The housing market

Bernadette Hayes, Principal of Harbourline Real Estate, reviews the Sydney property market; the past, the present and where the market is headed.

June 12 to June 17

In the 5 years from June 2012 and June 2017 Sydney property prices rose approximately 80% and unit prices 60%. These gains were underpinned by:

  • Strong overseas immigration of approximately 90,000 per annum
  • Lack of supply of dwelling stock
  • Strong overseas investment particularly from China
  • Strong local investment because of negative gearing and capital gains tax advantages

June 17 to June 19

From the peak in June 2017, house and unit prices have dropped by approximately 15% to bottom in June 2019; some suburbs falling further and some lesser than 15%. So a $1,000,000 house in June 2012, would on average be worth $1,800,000 in June 2017 and $1,530,000 in June 2019; a resultant 53% increase over the 7 years. The reasons for the large price drop was a confluence of factors:

  • Prior excessive price gains and a natural pull back from buyers unable to afford the high prices
  • Sharp drop in local investor demand because of Labour’s proposed investor legislation, regarding negative gearing and capital gains tax
  • Massive increase in unit construction and supply throughout Sydney
  • Chinese overseas money transfer limits and disappearance of mainland Chinese investment
  • The banking Royal Commission induced banks to cease LIAR loans and improve lending standards as well as increased Australian Prudential Regulation Authority (APRA) lending standards resulting in a sharp reduction in lending for dwellings.

June 19 to October 19

Since June 19 until now prices have rebounded in Sydney by some 3% due to:

  • The surprise Coalition win in May, which immediately changed the investor mindset. Investor demand started increasing and investor properties being planned for sale stopped.
  • The Reserve Bank research showed the economy was slowing sharply and so reduced interest rates in June, July and again in October with the objective of preventing a housing collapse and to stop further property price declines, and flow on effects to reduce further declines in consumer spending and support the faltering economy.
  • APRA in concert with the Reserve Bank loosened the lending criteria of the banks so as to increase lending volumes and assist in underpinning the housing market.
  • The fall in property prices has resulted in vendors withholding stock, waiting for better times in the future to sell. The resultant reduction in supply has contributed to the recent higher auction clearance rates and price increases.

The Future

Harbourline is at the coal face of dwelling demand. We have seen a substantial increase in buyer interest from the lows earlier in the year, which has put a floor under further price declines. For the future we believe the variables to consider will be:

  • Low inflation, low wage increases and low interest rates will be with us for many years
  • As prices improve more sellers will be enticed into the market increasing supply in the short term
  • Immigration into Sydney will remain robust at approx. 90,000 per annum and Sydney’s population could reach 6 million by 2026 and 7 million by 2035.
  • In the short term keep an eye on monthly employment numbers, monthly Reserve Bank credit growth figures and the $A exchange rate. Positive numbers will exert upward pressure on house prices, negative numbers downward pressure.

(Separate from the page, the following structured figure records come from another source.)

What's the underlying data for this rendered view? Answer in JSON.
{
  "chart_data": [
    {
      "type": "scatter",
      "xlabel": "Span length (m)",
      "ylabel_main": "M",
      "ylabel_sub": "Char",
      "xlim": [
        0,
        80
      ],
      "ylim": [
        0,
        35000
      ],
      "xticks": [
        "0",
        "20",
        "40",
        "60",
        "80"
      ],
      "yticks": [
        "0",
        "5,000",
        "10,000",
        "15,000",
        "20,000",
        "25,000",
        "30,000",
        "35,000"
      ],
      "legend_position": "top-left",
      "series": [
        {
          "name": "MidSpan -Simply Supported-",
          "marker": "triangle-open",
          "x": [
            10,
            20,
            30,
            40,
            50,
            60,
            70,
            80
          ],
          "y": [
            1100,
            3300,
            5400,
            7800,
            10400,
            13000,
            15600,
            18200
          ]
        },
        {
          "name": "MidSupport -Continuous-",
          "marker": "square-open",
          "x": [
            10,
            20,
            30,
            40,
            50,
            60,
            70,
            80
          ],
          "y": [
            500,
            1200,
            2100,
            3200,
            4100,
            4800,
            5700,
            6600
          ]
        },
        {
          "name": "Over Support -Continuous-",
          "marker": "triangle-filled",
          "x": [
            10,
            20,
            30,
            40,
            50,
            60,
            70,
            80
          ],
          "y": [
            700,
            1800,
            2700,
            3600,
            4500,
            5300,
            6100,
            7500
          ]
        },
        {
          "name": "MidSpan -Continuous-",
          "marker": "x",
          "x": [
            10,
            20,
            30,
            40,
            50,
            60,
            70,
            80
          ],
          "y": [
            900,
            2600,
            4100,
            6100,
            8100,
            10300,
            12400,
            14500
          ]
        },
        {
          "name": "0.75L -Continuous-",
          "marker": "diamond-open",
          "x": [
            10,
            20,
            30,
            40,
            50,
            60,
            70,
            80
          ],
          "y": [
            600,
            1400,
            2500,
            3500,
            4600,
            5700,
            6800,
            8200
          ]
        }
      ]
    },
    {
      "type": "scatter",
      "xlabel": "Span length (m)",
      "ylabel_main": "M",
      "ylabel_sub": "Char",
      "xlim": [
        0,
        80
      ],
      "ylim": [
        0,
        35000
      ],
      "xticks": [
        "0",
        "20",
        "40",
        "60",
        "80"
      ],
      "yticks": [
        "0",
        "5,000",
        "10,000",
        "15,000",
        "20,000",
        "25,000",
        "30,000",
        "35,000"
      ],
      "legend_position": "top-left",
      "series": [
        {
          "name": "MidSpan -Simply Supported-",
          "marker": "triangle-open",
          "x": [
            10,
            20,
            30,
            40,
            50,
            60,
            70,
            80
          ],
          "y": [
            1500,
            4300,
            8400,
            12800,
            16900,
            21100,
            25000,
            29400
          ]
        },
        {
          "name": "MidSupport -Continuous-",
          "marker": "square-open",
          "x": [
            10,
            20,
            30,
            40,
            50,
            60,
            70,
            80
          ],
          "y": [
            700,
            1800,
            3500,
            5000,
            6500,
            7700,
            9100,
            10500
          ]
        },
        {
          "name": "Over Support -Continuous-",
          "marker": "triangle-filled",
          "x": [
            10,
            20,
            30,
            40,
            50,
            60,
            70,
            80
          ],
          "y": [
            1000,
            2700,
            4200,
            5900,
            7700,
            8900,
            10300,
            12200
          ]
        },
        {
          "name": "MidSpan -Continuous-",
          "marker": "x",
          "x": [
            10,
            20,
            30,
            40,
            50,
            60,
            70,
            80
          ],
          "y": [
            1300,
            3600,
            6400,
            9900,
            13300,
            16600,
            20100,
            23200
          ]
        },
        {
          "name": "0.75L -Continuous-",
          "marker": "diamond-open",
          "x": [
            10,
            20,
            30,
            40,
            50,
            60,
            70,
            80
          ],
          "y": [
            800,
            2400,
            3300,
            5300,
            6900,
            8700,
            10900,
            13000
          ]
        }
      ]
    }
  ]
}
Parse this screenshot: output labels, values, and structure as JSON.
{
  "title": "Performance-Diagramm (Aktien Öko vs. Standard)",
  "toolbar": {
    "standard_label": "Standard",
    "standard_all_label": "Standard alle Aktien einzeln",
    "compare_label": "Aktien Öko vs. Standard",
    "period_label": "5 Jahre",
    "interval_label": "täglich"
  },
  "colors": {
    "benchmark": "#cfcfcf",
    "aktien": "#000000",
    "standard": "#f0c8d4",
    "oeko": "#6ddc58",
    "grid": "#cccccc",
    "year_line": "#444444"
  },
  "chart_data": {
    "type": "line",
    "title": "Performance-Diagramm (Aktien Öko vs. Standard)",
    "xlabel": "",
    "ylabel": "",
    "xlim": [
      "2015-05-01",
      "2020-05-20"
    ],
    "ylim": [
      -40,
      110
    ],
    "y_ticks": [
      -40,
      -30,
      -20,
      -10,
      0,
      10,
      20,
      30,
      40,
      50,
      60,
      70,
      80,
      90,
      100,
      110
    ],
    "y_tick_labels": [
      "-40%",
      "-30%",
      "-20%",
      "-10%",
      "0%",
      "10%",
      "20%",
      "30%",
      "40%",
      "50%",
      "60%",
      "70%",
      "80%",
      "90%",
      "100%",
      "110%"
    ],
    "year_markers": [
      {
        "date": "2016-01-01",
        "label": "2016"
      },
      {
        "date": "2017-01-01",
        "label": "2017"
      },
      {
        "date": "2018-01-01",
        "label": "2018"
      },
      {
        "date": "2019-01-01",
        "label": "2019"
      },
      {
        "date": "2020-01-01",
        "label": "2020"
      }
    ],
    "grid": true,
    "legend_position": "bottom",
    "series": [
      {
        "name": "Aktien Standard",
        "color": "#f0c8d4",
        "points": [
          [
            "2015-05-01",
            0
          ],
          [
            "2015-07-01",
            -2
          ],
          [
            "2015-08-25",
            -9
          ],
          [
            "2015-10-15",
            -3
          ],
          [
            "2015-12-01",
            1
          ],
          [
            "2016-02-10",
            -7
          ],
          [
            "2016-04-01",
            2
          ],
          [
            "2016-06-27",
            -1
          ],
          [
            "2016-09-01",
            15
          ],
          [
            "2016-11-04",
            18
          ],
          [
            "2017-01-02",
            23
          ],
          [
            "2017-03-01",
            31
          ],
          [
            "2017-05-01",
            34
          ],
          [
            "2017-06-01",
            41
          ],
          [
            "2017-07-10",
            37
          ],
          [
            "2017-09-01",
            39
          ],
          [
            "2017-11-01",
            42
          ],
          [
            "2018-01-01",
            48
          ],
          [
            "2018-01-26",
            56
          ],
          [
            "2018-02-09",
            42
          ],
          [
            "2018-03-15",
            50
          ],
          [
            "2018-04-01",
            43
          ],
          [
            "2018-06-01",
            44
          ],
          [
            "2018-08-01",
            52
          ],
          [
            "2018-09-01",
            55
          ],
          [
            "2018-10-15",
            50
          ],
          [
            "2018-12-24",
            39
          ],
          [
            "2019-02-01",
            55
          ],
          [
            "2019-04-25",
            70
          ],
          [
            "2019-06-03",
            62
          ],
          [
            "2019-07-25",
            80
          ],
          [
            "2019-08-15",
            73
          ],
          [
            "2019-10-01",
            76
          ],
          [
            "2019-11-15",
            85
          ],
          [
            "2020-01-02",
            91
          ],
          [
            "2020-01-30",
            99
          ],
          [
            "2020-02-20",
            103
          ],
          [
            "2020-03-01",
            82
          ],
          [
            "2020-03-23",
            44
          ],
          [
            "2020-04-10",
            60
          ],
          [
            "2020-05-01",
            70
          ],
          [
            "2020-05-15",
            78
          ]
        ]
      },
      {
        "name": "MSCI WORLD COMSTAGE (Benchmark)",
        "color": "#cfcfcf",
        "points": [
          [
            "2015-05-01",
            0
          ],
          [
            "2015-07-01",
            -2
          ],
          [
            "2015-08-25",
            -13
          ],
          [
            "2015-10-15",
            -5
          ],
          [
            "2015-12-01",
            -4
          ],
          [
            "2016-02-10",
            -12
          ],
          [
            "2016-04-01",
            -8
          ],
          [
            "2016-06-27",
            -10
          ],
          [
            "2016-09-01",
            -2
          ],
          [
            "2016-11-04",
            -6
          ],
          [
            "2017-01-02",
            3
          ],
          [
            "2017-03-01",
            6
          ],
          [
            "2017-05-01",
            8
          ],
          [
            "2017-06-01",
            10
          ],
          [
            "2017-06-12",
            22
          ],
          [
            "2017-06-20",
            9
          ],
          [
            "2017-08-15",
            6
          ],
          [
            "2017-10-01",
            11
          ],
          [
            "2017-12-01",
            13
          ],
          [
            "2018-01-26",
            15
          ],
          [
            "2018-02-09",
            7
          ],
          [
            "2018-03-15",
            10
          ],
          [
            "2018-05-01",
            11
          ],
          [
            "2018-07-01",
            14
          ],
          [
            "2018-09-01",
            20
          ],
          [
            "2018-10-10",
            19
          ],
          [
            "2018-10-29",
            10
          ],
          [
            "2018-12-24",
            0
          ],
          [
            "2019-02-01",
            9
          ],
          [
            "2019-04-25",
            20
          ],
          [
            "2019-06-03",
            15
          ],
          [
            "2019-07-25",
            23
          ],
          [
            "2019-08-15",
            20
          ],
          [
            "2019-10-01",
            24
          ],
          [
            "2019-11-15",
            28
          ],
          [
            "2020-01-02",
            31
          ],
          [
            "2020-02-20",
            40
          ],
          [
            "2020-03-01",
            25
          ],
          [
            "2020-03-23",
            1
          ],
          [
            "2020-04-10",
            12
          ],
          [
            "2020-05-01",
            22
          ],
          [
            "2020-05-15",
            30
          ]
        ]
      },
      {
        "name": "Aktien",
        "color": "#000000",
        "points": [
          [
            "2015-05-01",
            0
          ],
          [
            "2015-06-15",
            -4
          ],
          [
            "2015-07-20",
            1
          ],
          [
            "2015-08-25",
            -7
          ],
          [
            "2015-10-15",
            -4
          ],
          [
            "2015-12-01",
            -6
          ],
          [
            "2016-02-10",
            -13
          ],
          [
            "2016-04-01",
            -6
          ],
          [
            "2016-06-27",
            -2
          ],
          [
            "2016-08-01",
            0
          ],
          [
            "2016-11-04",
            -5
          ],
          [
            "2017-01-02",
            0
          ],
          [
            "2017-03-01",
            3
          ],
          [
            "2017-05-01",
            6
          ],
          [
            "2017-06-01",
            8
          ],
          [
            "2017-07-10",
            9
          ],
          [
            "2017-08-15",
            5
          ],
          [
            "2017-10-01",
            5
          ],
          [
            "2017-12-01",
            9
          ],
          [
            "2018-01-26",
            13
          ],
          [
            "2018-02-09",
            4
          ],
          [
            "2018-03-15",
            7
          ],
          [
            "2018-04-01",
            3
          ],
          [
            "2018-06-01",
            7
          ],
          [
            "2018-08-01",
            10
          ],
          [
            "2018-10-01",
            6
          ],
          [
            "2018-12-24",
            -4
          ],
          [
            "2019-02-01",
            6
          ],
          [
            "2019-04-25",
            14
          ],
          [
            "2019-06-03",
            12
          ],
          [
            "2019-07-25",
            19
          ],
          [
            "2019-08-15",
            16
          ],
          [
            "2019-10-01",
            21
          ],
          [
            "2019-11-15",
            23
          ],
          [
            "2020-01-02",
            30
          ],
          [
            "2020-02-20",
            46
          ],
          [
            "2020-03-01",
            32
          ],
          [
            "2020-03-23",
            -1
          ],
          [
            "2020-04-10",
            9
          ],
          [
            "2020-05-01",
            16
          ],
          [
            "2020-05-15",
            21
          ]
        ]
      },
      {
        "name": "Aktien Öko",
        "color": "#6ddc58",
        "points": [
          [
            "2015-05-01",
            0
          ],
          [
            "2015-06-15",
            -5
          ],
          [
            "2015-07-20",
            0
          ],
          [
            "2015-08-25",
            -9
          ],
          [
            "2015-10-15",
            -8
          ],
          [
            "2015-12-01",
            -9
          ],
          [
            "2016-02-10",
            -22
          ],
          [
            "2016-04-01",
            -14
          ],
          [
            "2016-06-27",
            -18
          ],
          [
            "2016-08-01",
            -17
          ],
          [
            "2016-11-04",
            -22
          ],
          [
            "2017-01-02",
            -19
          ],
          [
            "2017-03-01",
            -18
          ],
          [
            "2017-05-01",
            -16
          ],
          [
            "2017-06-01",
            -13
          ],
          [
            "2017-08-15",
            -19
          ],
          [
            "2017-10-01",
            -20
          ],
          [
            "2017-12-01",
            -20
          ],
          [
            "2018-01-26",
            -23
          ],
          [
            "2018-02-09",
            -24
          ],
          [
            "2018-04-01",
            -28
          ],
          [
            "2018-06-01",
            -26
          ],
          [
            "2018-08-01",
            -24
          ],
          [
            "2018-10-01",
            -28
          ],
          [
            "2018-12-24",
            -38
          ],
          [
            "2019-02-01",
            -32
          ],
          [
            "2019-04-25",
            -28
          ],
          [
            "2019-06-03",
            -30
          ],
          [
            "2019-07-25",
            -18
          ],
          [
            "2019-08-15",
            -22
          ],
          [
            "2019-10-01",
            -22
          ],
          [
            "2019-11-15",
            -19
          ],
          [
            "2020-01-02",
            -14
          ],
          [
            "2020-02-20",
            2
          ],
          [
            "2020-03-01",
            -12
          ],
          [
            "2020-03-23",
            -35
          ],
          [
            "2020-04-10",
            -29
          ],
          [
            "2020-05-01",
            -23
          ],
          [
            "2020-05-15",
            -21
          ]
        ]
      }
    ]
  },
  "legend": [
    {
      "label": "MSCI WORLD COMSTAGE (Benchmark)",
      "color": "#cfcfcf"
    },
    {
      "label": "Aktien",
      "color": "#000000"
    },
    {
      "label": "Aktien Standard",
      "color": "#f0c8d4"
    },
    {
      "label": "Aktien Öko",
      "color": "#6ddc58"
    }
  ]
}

In conclusion, we believe price growth will remain subdued for 3-5 years, before perennial Sydney supply constraints kick in, banks loosen their lending criteria and population increases create stronger demand, before kicking off a larger price increase cycle once more. Plan and prepare accordingly!

The one variable that can derail this, is a recession in the USA, which is in its 11th year of growth, the longest on record. If this does occur and how big and how long it lasts will have a major impact on the Australian economy and in-turn the housing market, in which case a re-evaluation of the future would be required.